I thought simple trumped elegance?
-
@dafyre said in ZeroTier Question:
@Dashrender said in ZeroTier Question:
@dafyre said in ZeroTier Question:
@WLS-ITGuy said in ZeroTier Question:
OK. Let me preface the next comment by Thanking you all for helping with this.
I have access to 2 machines, both off-campus. What do you need from those machines to assist in this issue?
The short answer would be for you to generate a hosts files with the ZT IP addresses of any servers they will need access to... and for you to copy that file to those two machines...
Edit: I would include the AD servers, and any file server or application server that they need access to in the hosts file.
While I really dislike the lack of elegance of this solution, the dual IP nature of devices almost mandates this to ensure DNS works correctly.
I thought simple trumped elegance?
the problem is scale. This solution doesn't scale well.
-
@Dashrender said in ZeroTier Question:
@dafyre said in ZeroTier Question:
@Dashrender said in ZeroTier Question:
@dafyre said in ZeroTier Question:
@WLS-ITGuy said in ZeroTier Question:
OK. Let me preface the next comment by Thanking you all for helping with this.
I have access to 2 machines, both off-campus. What do you need from those machines to assist in this issue?

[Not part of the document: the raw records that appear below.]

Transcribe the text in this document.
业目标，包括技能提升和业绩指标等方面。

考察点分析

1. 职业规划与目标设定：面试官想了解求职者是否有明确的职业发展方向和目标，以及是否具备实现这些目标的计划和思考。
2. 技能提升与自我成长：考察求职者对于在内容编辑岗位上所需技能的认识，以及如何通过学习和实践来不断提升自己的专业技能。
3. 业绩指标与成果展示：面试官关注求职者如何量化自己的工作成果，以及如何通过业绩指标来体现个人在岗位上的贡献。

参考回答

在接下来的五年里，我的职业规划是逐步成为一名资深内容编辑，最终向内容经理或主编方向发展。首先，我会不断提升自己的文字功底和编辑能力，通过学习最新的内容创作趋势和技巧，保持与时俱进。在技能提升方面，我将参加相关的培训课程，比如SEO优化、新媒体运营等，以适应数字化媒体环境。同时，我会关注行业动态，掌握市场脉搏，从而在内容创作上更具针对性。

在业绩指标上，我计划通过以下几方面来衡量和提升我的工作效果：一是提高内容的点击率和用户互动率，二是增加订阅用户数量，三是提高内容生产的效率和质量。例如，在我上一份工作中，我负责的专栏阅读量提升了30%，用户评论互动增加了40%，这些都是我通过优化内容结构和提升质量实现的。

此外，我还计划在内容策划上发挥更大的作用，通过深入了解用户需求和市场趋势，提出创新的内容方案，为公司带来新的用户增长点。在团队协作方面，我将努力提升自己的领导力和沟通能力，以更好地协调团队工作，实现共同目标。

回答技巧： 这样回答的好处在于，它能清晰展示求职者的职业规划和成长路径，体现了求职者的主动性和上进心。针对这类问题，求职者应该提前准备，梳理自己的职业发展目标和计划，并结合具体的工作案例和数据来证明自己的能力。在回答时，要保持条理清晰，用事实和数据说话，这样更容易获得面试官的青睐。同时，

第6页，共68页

The short answer would be for you to generate a hosts files with the ZT IP addresses of any servers they will need access to... and for you to copy that file to those two machines...
Edit: I would include the AD servers, and any file server or application server that they need access to in the hosts file.
While I really dislike the lack of elegance of this solution, the dual IP nature of devices almost mandates this to ensure DNS works correctly.
I thought simple trumped elegance?
the problem is scale. This solution doesn't scale well.
You are quite right about that. Something like PDQ Deploy would help with that though.
-
Just a curiousity question. Is it possible to install ZT on VMWare servers? I have three vsphere servers and it would be nice to be able to connect to those via vsphere client but it is just a "want" more than a need.